|
From: Natalia T. <nt...@ce...> - 2006-06-14 08:01:22
|
Hi
this is my first experience with NutchWax after crawl with heritrix.
I've installed all software (hadoop, nutch ...) to run nutchwax+wera
whith jobs crawled.
When I run all of the indexing steps in one go by passing the 'all'
directive to NutchWAX using this command
% ${HADOOP_HOME}/bin/hadoop jar ${NUTCHWAX_HOME}/nutchwax-0.6.1.jar
all /tmp/inputs /tmp/outputs test
I get this error
java.lang.RuntimeException: org.apache.nutch.net.URLFilter not found.
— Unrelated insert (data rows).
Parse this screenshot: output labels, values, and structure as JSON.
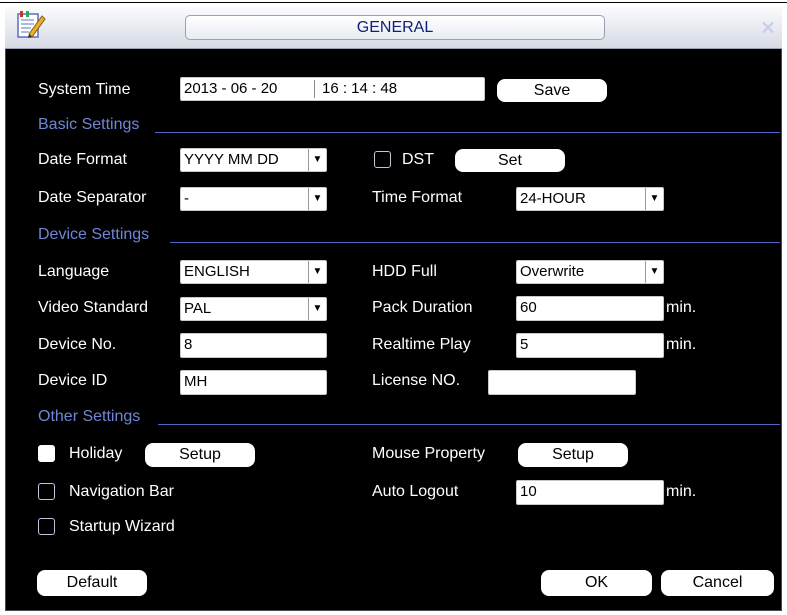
{
  "window": {
    "title": "GENERAL"
  },
  "system_time": {
    "label": "System Time",
    "date": "2013  - 06 - 20",
    "time": "16 : 14 : 48",
    "save_label": "Save"
  },
  "basic": {
    "header": "Basic Settings",
    "date_format_label": "Date Format",
    "date_format_value": "YYYY MM DD",
    "dst_label": "DST",
    "dst_checked": false,
    "set_label": "Set",
    "date_sep_label": "Date Separator",
    "date_sep_value": "-",
    "time_format_label": "Time Format",
    "time_format_value": "24-HOUR"
  },
  "device": {
    "header": "Device Settings",
    "language_label": "Language",
    "language_value": "ENGLISH",
    "hdd_full_label": "HDD Full",
    "hdd_full_value": "Overwrite",
    "video_std_label": "Video Standard",
    "video_std_value": "PAL",
    "pack_duration_label": "Pack Duration",
    "pack_duration_value": "60",
    "device_no_label": "Device No.",
    "device_no_value": "8",
    "realtime_play_label": "Realtime Play",
    "realtime_play_value": "5",
    "device_id_label": "Device ID",
    "device_id_value": "MH",
    "license_label": "License NO.",
    "license_value": "",
    "unit_min": "min."
  },
  "other": {
    "header": "Other Settings",
    "holiday_label": "Holiday",
    "holiday_checked": true,
    "setup_label": "Setup",
    "mouse_label": "Mouse Property",
    "nav_bar_label": "Navigation Bar",
    "nav_bar_checked": false,
    "auto_logout_label": "Auto Logout",
    "auto_logout_value": "10",
    "startup_wizard_label": "Startup Wizard",
    "startup_wizard_checked": false
  },
  "footer": {
    "default_label": "Default",
    "ok_label": "OK",
    "cancel_label": "Cancel"
  },
  "colors": {
    "dialog_bg": "#000000",
    "section_text": "#6f86d6",
    "separator": "#4d66c8",
    "title_text": "#10207a"
  },
  "icons": {
    "title_icon": "settings-notepad-icon",
    "close_icon": "close-x-icon",
    "dropdown_icon": "chevron-down-icon"
  }
}
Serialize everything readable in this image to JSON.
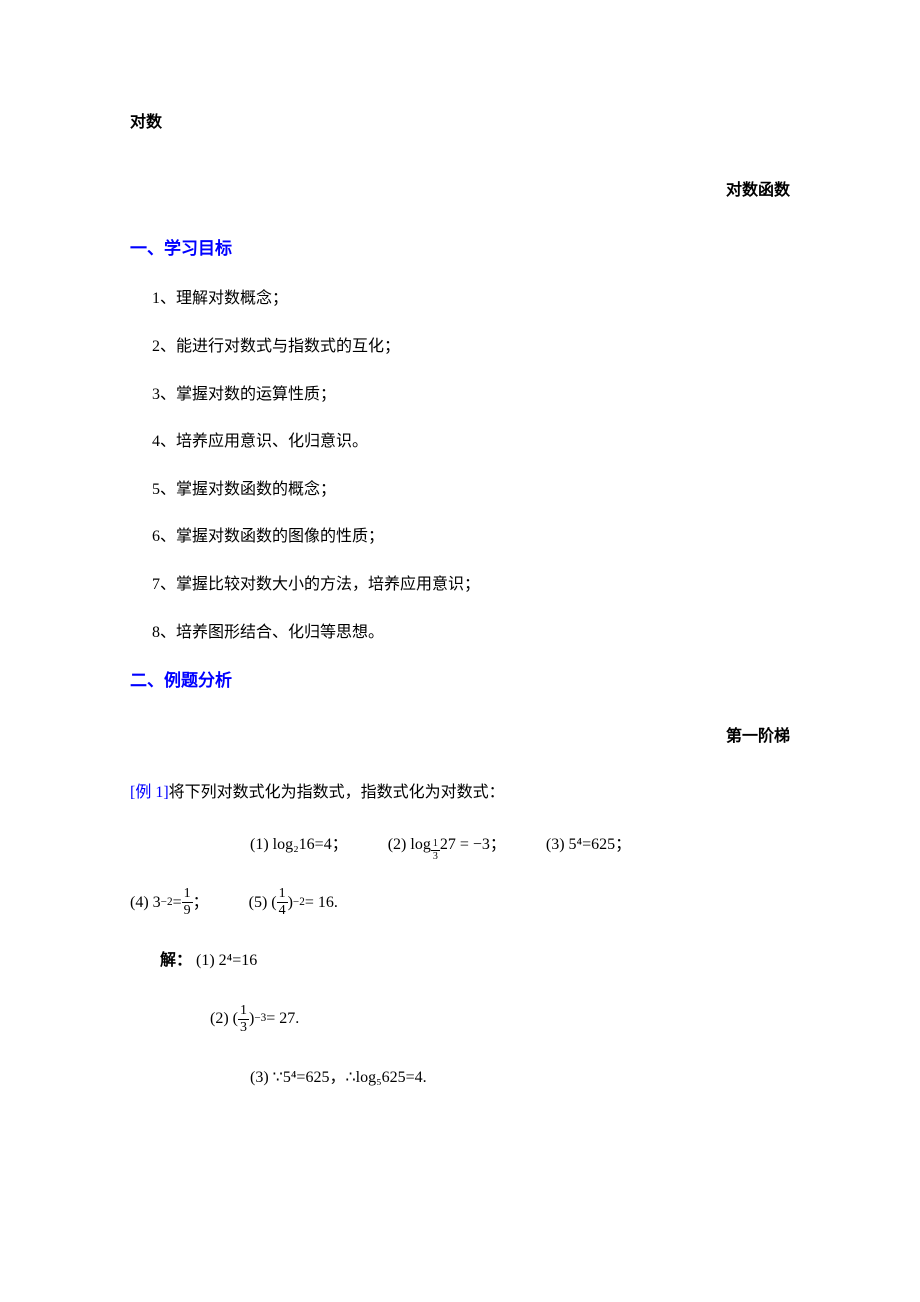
{
  "title_main": "对数",
  "title_right": "对数函数",
  "section1": {
    "heading": "一、学习目标",
    "goals": [
      "1、理解对数概念；",
      "2、能进行对数式与指数式的互化；",
      "3、掌握对数的运算性质；",
      "4、培养应用意识、化归意识。",
      "5、掌握对数函数的概念；",
      "6、掌握对数函数的图像的性质；",
      "7、掌握比较对数大小的方法，培养应用意识；",
      "8、培养图形结合、化归等思想。"
    ]
  },
  "section2": {
    "heading": "二、例题分析",
    "stage": "第一阶梯",
    "example": {
      "label": "[例 1]",
      "text": "将下列对数式化为指数式，指数式化为对数式：",
      "eq1": "(1) log₂16=4；",
      "eq2_pre": "(2) log",
      "eq2_sub_num": "1",
      "eq2_sub_den": "3",
      "eq2_post": " 27 = −3；",
      "eq3": "(3) 5⁴=625；",
      "eq4_pre": "(4) 3",
      "eq4_sup": "−2",
      "eq4_mid": " = ",
      "eq4_num": "1",
      "eq4_den": "9",
      "eq4_post": "；",
      "eq5_pre": "(5) (",
      "eq5_num": "1",
      "eq5_den": "4",
      "eq5_mid1": ")",
      "eq5_sup": "−2",
      "eq5_post": " = 16."
    },
    "solution": {
      "label": "解：",
      "s1": "(1) 2⁴=16",
      "s2_pre": "(2) (",
      "s2_num": "1",
      "s2_den": "3",
      "s2_mid": ")",
      "s2_sup": "−3",
      "s2_post": " = 27.",
      "s3": "(3) ∵5⁴=625，∴log₅625=4."
    }
  }
}
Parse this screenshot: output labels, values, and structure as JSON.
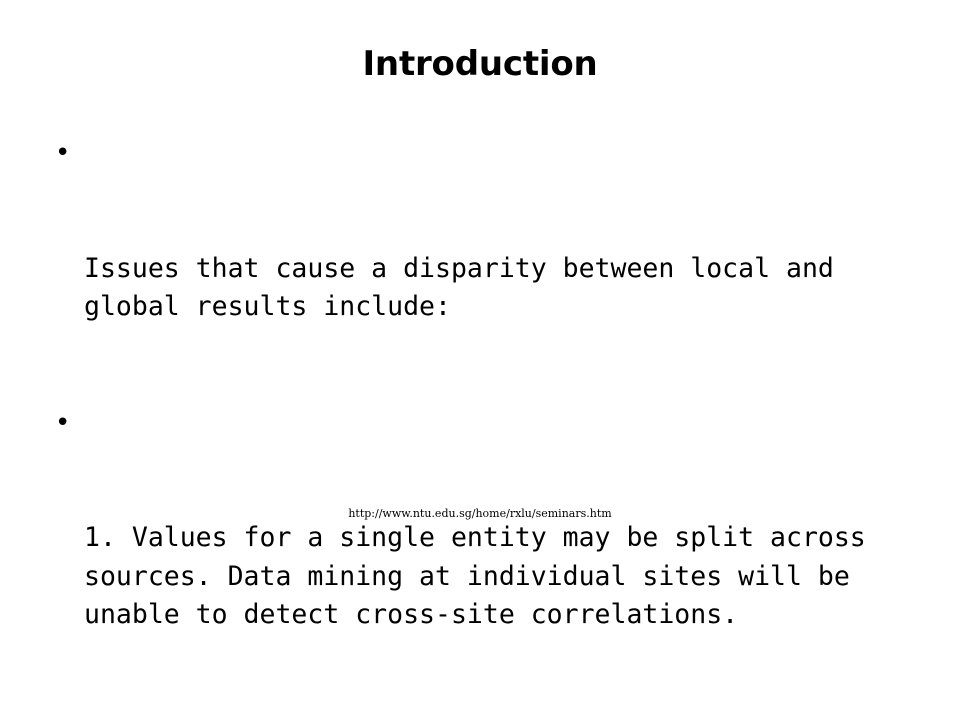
{
  "slide": {
    "title": "Introduction",
    "background_color": "#ffffff",
    "text_color": "#000000",
    "bullets": [
      {
        "marker": "•",
        "text": "Issues that cause a disparity between local and global results include:"
      },
      {
        "marker": "•",
        "text": "1. Values for a single entity may be split across sources. Data mining at individual sites will be unable to detect cross-site correlations."
      }
    ],
    "footer": {
      "url": "http://www.ntu.edu.sg/home/rxlu/seminars.htm"
    }
  }
}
at org.apache.nutch.net.URLFilters.<init>(URLFilters.java:47)
at
org.apache.nutch.parse.ParseOutputFormat.getRecordWriter(ParseOutputFormat.java:47)
at
org.apache.nutch.fetcher.FetcherOutputFormat$1.<init>(FetcherOutputFormat.java:69)
at
org.apache.nutch.fetcher.FetcherOutputFormat.getRecordWriter(FetcherOutputFormat.java:58)
at org.apache.hadoop.mapred.ReduceTask.run(ReduceTask.java:265)
at
org.apache.hadoop.mapred.LocalJobRunner$Job.run(LocalJobRunner.java:124)
Can anyone tellme which is the problem?
Thanks
Natalia
|